POL269 - Political Data Research: Solutions Seminar 1

Do Women Promote Different Policies than Men?

Based on Raghabendra Chattopadhyay and Esther Duflo. 2004. Women as Policy Makers: Evidence from a Randomized Policy Experiment in India, Econometrica, 72(5): 1409–43.

All materials presented here build on the resources for instructors designed by Elena Llaudet and Kosuke Imai in Data Analysis for Social Science: A Friendly and Practical Introduction (Princeton University Press).

In a few of this module’s problem sets, we will estimate the average causal effect of having a female politician on two different policy outcomes. For this purpose, we will analyse data from an experiment conducted in India, where villages were randomly assigned to have a female council head. The dataset we will use is in a file called “india.csv”. Table 1 shows the names and descriptions of the variables in this dataset, where the unit of observation is villages.

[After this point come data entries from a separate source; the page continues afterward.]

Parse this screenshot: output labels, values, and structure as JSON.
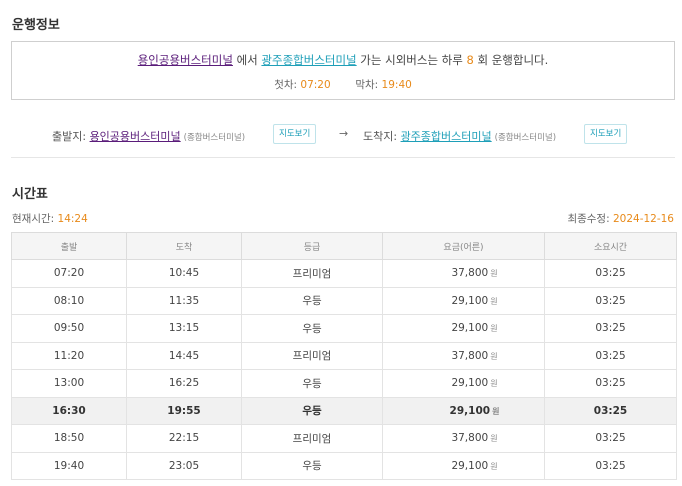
{
  "section1_title": "운행정보",
  "info": {
    "origin": "용인공용버스터미널",
    "mid1": " 에서 ",
    "destination": "광주종합버스터미널",
    "mid2": " 가는 시외버스는 하루 ",
    "count": "8",
    "mid3": " 회 운행합니다.",
    "first_label": "첫차: ",
    "first_time": "07:20",
    "last_label": "막차: ",
    "last_time": "19:40"
  },
  "route": {
    "from_label": "출발지: ",
    "from_name": "용인공용버스터미널",
    "from_type": "(종합버스터미널)",
    "to_label": "도착지: ",
    "to_name": "광주종합버스터미널",
    "to_type": "(종합버스터미널)",
    "map_button": "지도보기",
    "arrow": "→"
  },
  "section2_title": "시간표",
  "current_time_label": "현재시간: ",
  "current_time": "14:24",
  "updated_label": "최종수정: ",
  "updated_date": "2024-12-16",
  "colors": {
    "accent": "#e88a1a",
    "link_teal": "#1e9fb8",
    "link_purple": "#5a1c7a"
  },
  "table": {
    "headers": [
      "출발",
      "도착",
      "등급",
      "요금(어른)",
      "소요시간"
    ],
    "currency": "원",
    "rows": [
      {
        "dep": "07:20",
        "arr": "10:45",
        "grade": "프리미엄",
        "fare": "37,800",
        "dur": "03:25"
      },
      {
        "dep": "08:10",
        "arr": "11:35",
        "grade": "우등",
        "fare": "29,100",
        "dur": "03:25"
      },
      {
        "dep": "09:50",
        "arr": "13:15",
        "grade": "우등",
        "fare": "29,100",
        "dur": "03:25"
      },
      {
        "dep": "11:20",
        "arr": "14:45",
        "grade": "프리미엄",
        "fare": "37,800",
        "dur": "03:25"
      },
      {
        "dep": "13:00",
        "arr": "16:25",
        "grade": "우등",
        "fare": "29,100",
        "dur": "03:25"
      },
      {
        "dep": "16:30",
        "arr": "19:55",
        "grade": "우등",
        "fare": "29,100",
        "dur": "03:25",
        "highlight": true
      },
      {
        "dep": "18:50",
        "arr": "22:15",
        "grade": "프리미엄",
        "fare": "37,800",
        "dur": "03:25"
      },
      {
        "dep": "19:40",
        "arr": "23:05",
        "grade": "우등",
        "fare": "29,100",
        "dur": "03:25"
      }
    ]
  }
}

Table 1: Variables in “india.csv”

Variable	Description
village	village identifier (“Gram Panchayat number_village number”)
female	whether village was assigned a female politician: 1=yes, 0=no
water	number of new (or repaired) drinking water facilities in the village since random assignment
irrigation	number of new (or repaired) irrigation facilities in the village since random assignment

In this problem set, we will practice how to load and make sense of data.

We can use the function read.csv() to read the CSV file “india.csv” and the assignment operator <- to store the data in an object called india. Before doing this we must set our working directory. We do this by selecting Session >> Set Working Directory >> Choose Directory… from the R Studio menu.

india <- read.csv("india.csv") # reads and stores data

Recall: to the left of the assignment operator <-, we specify the name of the object, india in this case; to the right of the assignment operator <-, we specify the contents, which, in this case, are produced by reading the CSV file “india.csv”. Also, we do not use quotes around the name of an object such as india or around the name of a function such as read.csv, but we do use quotes around the name of a file: “india.csv”.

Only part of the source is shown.